Historically, we know that many of those associated with the founding statesmen of the U.S. were initially reluctant. Madison, the “father of the Constitution,” wasn’t even a notable figure at the beginning of the war. John Dickinson enjoyed being in London more than his home in America and penned the desperate Olive Branch Petition to King George. John Adams successfully defended the British soldiers who murdered American citizens in the Boston Massacre. But obviously, things changed when the war began. Every one of these reluctant men was swayed by the momentum of unity. These men who couldn’t let go of their lives were now under the threat of imprisonment and execution, and no one was abandoning the cause, even after consistent defeats. The Valley Forge encampment was the picture of that spirit of endurance and Washington the iron heart of the army. There is no denying that this group of men risked all that they had for the idea of a country free of despotic rule.
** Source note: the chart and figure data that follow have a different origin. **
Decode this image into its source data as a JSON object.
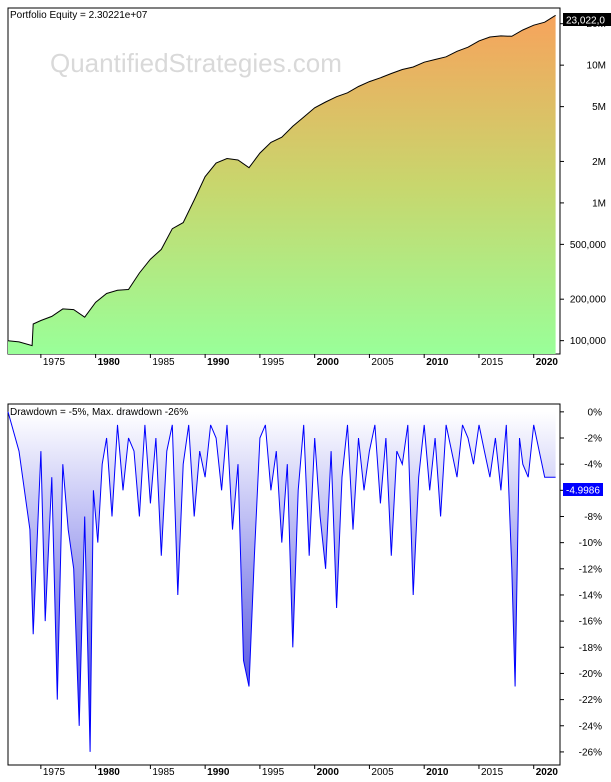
{
  "watermark": "QuantifiedStrategies.com",
  "colors": {
    "equity_top": "#f7a35c",
    "equity_mid": "#c8d66d",
    "equity_bottom": "#99ff99",
    "equity_line": "#000000",
    "drawdown_line": "#0000ff",
    "drawdown_fill_top": "#ffffff",
    "drawdown_fill_bottom": "#3333dd",
    "value_box": "#000000",
    "dd_value_box": "#0000ff",
    "axis": "#000000",
    "watermark": "#d9d9d9"
  },
  "chart_data": [
    {
      "type": "area",
      "title": "Portfolio Equity = 2.30221e+07",
      "y_scale": "log",
      "ylim": [
        80000,
        26000000
      ],
      "xlim": [
        1972.0,
        2022.4
      ],
      "last_value_label": "23,022,0",
      "x_ticks": [
        {
          "label": "1975",
          "value": 1975,
          "bold": false
        },
        {
          "label": "1980",
          "value": 1980,
          "bold": true
        },
        {
          "label": "1985",
          "value": 1985,
          "bold": false
        },
        {
          "label": "1990",
          "value": 1990,
          "bold": true
        },
        {
          "label": "1995",
          "value": 1995,
          "bold": false
        },
        {
          "label": "2000",
          "value": 2000,
          "bold": true
        },
        {
          "label": "2005",
          "value": 2005,
          "bold": false
        },
        {
          "label": "2010",
          "value": 2010,
          "bold": true
        },
        {
          "label": "2015",
          "value": 2015,
          "bold": false
        },
        {
          "label": "2020",
          "value": 2020,
          "bold": true
        }
      ],
      "y_ticks": [
        {
          "label": "20M",
          "value": 20000000
        },
        {
          "label": "10M",
          "value": 10000000
        },
        {
          "label": "5M",
          "value": 5000000
        },
        {
          "label": "2M",
          "value": 2000000
        },
        {
          "label": "1M",
          "value": 1000000
        },
        {
          "label": "500,000",
          "value": 500000
        },
        {
          "label": "200,000",
          "value": 200000
        },
        {
          "label": "100,000",
          "value": 100000
        }
      ],
      "series": [
        {
          "x": [
            1972.0,
            1973.0,
            1974.2,
            1974.3,
            1975.0,
            1976.0,
            1977.0,
            1978.0,
            1979.0,
            1980.0,
            1981.0,
            1982.0,
            1983.0,
            1984.0,
            1985.0,
            1986.0,
            1987.0,
            1988.0,
            1989.0,
            1990.0,
            1991.0,
            1992.0,
            1993.0,
            1994.0,
            1995.0,
            1996.0,
            1997.0,
            1998.0,
            1999.0,
            2000.0,
            2001.0,
            2002.0,
            2003.0,
            2004.0,
            2005.0,
            2006.0,
            2007.0,
            2008.0,
            2009.0,
            2010.0,
            2011.0,
            2012.0,
            2013.0,
            2014.0,
            2015.0,
            2016.0,
            2017.0,
            2018.0,
            2019.0,
            2020.0,
            2021.0,
            2022.0
          ],
          "values": [
            100000,
            98000,
            92000,
            132000,
            140000,
            150000,
            170000,
            168000,
            148000,
            190000,
            220000,
            232000,
            235000,
            310000,
            390000,
            460000,
            650000,
            720000,
            1050000,
            1550000,
            1950000,
            2100000,
            2050000,
            1800000,
            2300000,
            2750000,
            3000000,
            3600000,
            4200000,
            4900000,
            5400000,
            5900000,
            6300000,
            7000000,
            7600000,
            8100000,
            8700000,
            9300000,
            9700000,
            10500000,
            11000000,
            11500000,
            12600000,
            13500000,
            15000000,
            16000000,
            16300000,
            16200000,
            18000000,
            19500000,
            20500000,
            23022000
          ]
        }
      ]
    },
    {
      "type": "area",
      "title": "Drawdown = -5%, Max. drawdown -26%",
      "ylim": [
        -27,
        0.6
      ],
      "xlim": [
        1972.0,
        2022.4
      ],
      "last_value_label": "-4.9986",
      "x_ticks": [
        {
          "label": "1975",
          "value": 1975,
          "bold": false
        },
        {
          "label": "1980",
          "value": 1980,
          "bold": true
        },
        {
          "label": "1985",
          "value": 1985,
          "bold": false
        },
        {
          "label": "1990",
          "value": 1990,
          "bold": true
        },
        {
          "label": "1995",
          "value": 1995,
          "bold": false
        },
        {
          "label": "2000",
          "value": 2000,
          "bold": true
        },
        {
          "label": "2005",
          "value": 2005,
          "bold": false
        },
        {
          "label": "2010",
          "value": 2010,
          "bold": true
        },
        {
          "label": "2015",
          "value": 2015,
          "bold": false
        },
        {
          "label": "2020",
          "value": 2020,
          "bold": true
        }
      ],
      "y_ticks": [
        {
          "label": "0%",
          "value": 0
        },
        {
          "label": "-2%",
          "value": -2
        },
        {
          "label": "-4%",
          "value": -4
        },
        {
          "label": "-6%",
          "value": -6
        },
        {
          "label": "-8%",
          "value": -8
        },
        {
          "label": "-10%",
          "value": -10
        },
        {
          "label": "-12%",
          "value": -12
        },
        {
          "label": "-14%",
          "value": -14
        },
        {
          "label": "-16%",
          "value": -16
        },
        {
          "label": "-18%",
          "value": -18
        },
        {
          "label": "-20%",
          "value": -20
        },
        {
          "label": "-22%",
          "value": -22
        },
        {
          "label": "-24%",
          "value": -24
        },
        {
          "label": "-26%",
          "value": -26
        }
      ],
      "series": [
        {
          "x": [
            1972.0,
            1973.0,
            1974.0,
            1974.3,
            1975.0,
            1975.4,
            1976.0,
            1976.5,
            1977.0,
            1977.5,
            1978.0,
            1978.5,
            1979.0,
            1979.5,
            1979.8,
            1980.2,
            1980.6,
            1981.0,
            1981.5,
            1982.0,
            1982.5,
            1983.0,
            1983.5,
            1984.0,
            1984.5,
            1985.0,
            1985.5,
            1986.0,
            1986.5,
            1987.0,
            1987.5,
            1988.0,
            1988.5,
            1989.0,
            1989.5,
            1990.0,
            1990.5,
            1991.0,
            1991.5,
            1992.0,
            1992.5,
            1993.0,
            1993.5,
            1994.0,
            1994.5,
            1995.0,
            1995.5,
            1996.0,
            1996.5,
            1997.0,
            1997.5,
            1998.0,
            1998.5,
            1999.0,
            1999.5,
            2000.0,
            2000.5,
            2001.0,
            2001.5,
            2002.0,
            2002.5,
            2003.0,
            2003.5,
            2004.0,
            2004.5,
            2005.0,
            2005.5,
            2006.0,
            2006.5,
            2007.0,
            2007.5,
            2008.0,
            2008.5,
            2009.0,
            2009.5,
            2010.0,
            2010.5,
            2011.0,
            2011.5,
            2012.0,
            2012.5,
            2013.0,
            2013.5,
            2014.0,
            2014.5,
            2015.0,
            2015.5,
            2016.0,
            2016.5,
            2017.0,
            2017.5,
            2018.0,
            2018.3,
            2018.7,
            2019.0,
            2019.5,
            2020.0,
            2020.5,
            2021.0,
            2021.5,
            2022.0
          ],
          "values": [
            0,
            -3,
            -9,
            -17,
            -3,
            -16,
            -5,
            -22,
            -4,
            -9,
            -12,
            -24,
            -8,
            -26,
            -6,
            -10,
            -4,
            -2,
            -8,
            -1,
            -6,
            -2,
            -3,
            -8,
            -1,
            -7,
            -2,
            -11,
            -3,
            -1,
            -14,
            -4,
            -1,
            -8,
            -3,
            -5,
            -1,
            -2,
            -6,
            -1,
            -9,
            -4,
            -19,
            -21,
            -11,
            -2,
            -1,
            -6,
            -3,
            -10,
            -4,
            -18,
            -6,
            -1,
            -11,
            -2,
            -8,
            -12,
            -3,
            -15,
            -5,
            -1,
            -9,
            -2,
            -6,
            -3,
            -1,
            -7,
            -2,
            -11,
            -3,
            -4,
            -1,
            -14,
            -5,
            -1,
            -6,
            -2,
            -8,
            -1,
            -3,
            -5,
            -1,
            -2,
            -4,
            -1,
            -3,
            -5,
            -2,
            -6,
            -1,
            -12,
            -21,
            -2,
            -4,
            -5,
            -1,
            -3,
            -5,
            -5,
            -4.9986
          ]
        }
      ]
    }
  ]
}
I can respect that. 

But somehow this can be overshadowed by the “advanced” modern minds that we now possess. We are not able to look past the moral failures of these people and their troubled pasts. While their mistakes are utterly inexcusable — no one denies this — we have no knowledge of the constraints of their society and historical environment, nor their attempts to rectify what they rightfully perceived as a blatant negligence of equality and virtuous living. 

What I am proposing is that we take into account both the horrible failures and the noble successes of these men and decide for ourselves whether they should be respected or not. This is a proposal that is relatively alien to the society in which we now live — there are no second chances for people with the burden of responsibility.

Personally, I have a great deal of respect for the Founding Fathers. It doesn’t seem fair to compare the political leaders of this century to the Founding Fathers. These were people who were willing to die for what they believed in. Every single candidate you will ever see from here on out will be broadcasted to you as a manufactured product, packaged specifically for what you have been made to care about by the hidden arbitrators of our “awakened” culture. They collect insipid little political achievements to pin onto their “career history,” promising to inspire a tidal wave of social change when in the end it will almost certainly be a drop in the bucket. They are paper mâché people, stuffed with special interest money from the infectious corporate tyrants. I would like to see a man like Madison, with his mastery of empirical and abstract reasoning, run for office — or maybe a woman with the backbone of Washington and the ridiculous financial understanding of Alexzander Hamilton. There are people like this, out there in the world — but they won’t run for President. They know real change happens outside of the White House.